The group didn’t notice the cheetah in their backseat at first because they were focused on his brother who had jumped on the hood of their car.
“One of the cheetahs hopped onto the hood and was sniffing around, so we were all focused on the cheetah on the hood that was looking around,” said Hayes. “While we were all watching the cheetah in the front, one of the brothers had flanked around the back and hopped in back of the vehicle to try and sniff us and make sure that we weren’t a threat.”
Thankfully, the group’s guide had experience with the animals, and knew exactly what to do.
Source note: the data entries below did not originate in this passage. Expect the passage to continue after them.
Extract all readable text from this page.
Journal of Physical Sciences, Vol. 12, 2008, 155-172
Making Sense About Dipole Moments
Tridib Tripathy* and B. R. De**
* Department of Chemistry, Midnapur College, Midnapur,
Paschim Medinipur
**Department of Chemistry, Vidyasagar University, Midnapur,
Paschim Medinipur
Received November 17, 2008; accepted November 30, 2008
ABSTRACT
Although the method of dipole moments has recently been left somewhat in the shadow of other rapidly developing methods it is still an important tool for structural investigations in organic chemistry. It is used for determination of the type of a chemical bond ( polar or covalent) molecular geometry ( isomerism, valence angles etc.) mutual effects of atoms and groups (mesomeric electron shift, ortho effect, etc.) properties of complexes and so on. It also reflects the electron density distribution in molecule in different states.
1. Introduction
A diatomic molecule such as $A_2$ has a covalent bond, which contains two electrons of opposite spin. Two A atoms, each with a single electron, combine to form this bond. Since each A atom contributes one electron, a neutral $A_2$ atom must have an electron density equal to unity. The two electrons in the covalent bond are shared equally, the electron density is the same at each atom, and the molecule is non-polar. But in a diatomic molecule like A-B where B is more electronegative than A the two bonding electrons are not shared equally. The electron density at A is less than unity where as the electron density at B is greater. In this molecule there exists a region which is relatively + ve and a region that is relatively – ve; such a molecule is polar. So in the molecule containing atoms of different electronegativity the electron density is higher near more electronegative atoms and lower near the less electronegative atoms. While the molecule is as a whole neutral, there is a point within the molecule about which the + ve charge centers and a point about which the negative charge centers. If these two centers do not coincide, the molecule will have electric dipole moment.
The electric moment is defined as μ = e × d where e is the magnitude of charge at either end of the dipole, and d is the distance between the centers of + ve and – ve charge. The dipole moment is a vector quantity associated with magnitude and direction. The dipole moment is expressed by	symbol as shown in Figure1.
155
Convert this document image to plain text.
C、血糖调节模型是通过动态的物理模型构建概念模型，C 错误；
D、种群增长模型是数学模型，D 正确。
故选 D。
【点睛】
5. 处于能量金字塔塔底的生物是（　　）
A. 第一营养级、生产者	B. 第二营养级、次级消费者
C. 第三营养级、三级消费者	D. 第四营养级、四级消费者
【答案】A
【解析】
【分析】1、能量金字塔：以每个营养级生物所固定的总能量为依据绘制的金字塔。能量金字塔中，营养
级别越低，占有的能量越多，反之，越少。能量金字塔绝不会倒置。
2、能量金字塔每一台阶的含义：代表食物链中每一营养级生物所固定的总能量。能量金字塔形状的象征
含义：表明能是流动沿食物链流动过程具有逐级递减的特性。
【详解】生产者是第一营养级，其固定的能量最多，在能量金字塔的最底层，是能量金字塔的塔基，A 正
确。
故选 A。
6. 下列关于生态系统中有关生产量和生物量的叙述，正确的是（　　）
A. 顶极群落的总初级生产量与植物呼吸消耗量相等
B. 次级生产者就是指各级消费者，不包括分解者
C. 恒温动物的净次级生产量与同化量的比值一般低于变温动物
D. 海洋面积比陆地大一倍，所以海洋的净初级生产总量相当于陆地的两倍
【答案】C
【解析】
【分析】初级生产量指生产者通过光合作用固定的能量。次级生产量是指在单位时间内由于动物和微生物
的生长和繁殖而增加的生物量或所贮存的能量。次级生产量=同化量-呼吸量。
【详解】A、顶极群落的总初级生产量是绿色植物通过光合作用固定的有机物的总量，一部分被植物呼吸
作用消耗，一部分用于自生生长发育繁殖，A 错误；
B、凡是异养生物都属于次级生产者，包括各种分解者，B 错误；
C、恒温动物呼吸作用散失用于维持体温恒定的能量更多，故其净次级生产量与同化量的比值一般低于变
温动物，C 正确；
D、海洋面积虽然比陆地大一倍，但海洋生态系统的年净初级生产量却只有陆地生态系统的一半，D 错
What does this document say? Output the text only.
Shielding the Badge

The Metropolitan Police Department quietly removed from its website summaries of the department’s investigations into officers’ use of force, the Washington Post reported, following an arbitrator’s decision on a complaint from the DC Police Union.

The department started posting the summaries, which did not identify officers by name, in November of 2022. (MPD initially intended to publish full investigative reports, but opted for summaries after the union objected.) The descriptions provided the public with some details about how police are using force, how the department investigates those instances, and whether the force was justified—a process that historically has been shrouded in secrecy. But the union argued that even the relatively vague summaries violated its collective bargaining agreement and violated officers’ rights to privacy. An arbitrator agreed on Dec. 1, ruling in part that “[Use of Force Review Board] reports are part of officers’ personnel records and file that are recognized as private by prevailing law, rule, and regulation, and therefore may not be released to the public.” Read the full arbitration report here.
“Alex (my guide) kept me calm and made sure I never made eye contact nor startled the cheetah,” Hayes said, “allowing the animal to see that it could trust us.”
The guide warned against making eye contact, as it can intimidate the animals. He also told the group to breathe deeply and slowly, and just let the animal do its thing. Once it was done exploring, he said, it should leave them well enough alone.
“Honestly, it was probably one of the scariest moments of my life while it was happening. I felt like I had to clear my mind of any thoughts because from everything you’re told about predators like that, they can sense fear and any sort of discomfort you’re feeling and they’ll react accordingly,” said Hayes. “I wanted to be as calm and as still as possible to avoid a bad outcome.”
The guide turned out to be right about the cheetahs, and after they were through sniffing out the car, they retreated. The group stayed still as the animals returned to their hunt, but before long found themselves laughing at their luck, unable to believe they had gotten out of the situation so easily.
Now, Hayes says, he feels like he can do anything.
“I was scared to death,” he said, “but I’ve never felt more alive.”